Micrologies

Lectures d’Homère


Dans son essai Trois anneaux (1), Daniel Mendelsohn reprend et théorise une démarche esquissée dans Une Odyssée (2) : il définit et applique à son propre texte la méthode de la « composition circulaire », celle d’une lente dérive du récit, qui remonte de proche en proche vers ses antécédents, avant de refermer peu à peu ses parenthèses et de revenir à son point de départ. De telles structures « annulaires », il les repère chez Homère, notant que chez le poète grec, après une « divagation », une série de digressions emboîtées, « le récit reviendra au point précis de l’action dont il s’est écarté, ce retour étant signalé par la répétition de la formule ou de la scène convenue qui avait indiqué l’ouverture de la parenthèse » (3).

Dans la même structure narrative, Victor Bérard voyait au contraire un signe manifeste d’inauthenticité et d’interpolation, comme ici, à propos des v. 246-254 du chant VII de l'Odyssée:

Ici encore, nous avons l’un de ces paquets de vers insérés en quelque édition « polystique » [qui comporte un grand nombre de vers], à seule fin de grossir le nombre de vers indiqué par le copiste en fin de chant.
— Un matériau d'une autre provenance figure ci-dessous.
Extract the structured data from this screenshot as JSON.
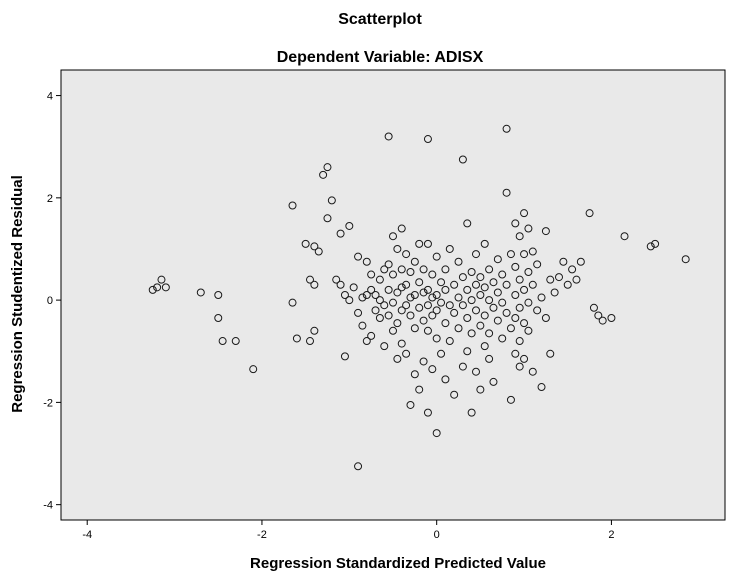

Dans le texte grec, bien mieux que dans ma traduction, apparaît la grossière suture qui recoud au tissu original ce lambeau grossier : c’est en tête et en queue cette répétition des mêmes mots […] qui, d’ordinaire, trahit à première rencontre la main de l’interpolateur.

Là où Mendelsohn a une vision plutôt unitariste de l’œuvre, ne s’intéressant pas tant au processus de composition qu’à une démarche de lecture permettant d’’en construire la structure, on sait à quel point Bérard, à l’inverse, démembre l’Odyssée, préférant pour son édition le terme « poésie homérique » et refusant tout nom d’auteur. Le premier étudie entre autres l’épisode célèbre où la nourrice d’Ulysse, Euryclée, reconnaît son maître à la cicatrice qu’il porte à la jambe (Od., XIX, 394-466). Le texte évoque alors la chasse au sanglier où, autrefois, Ulysse reçut cette blessure.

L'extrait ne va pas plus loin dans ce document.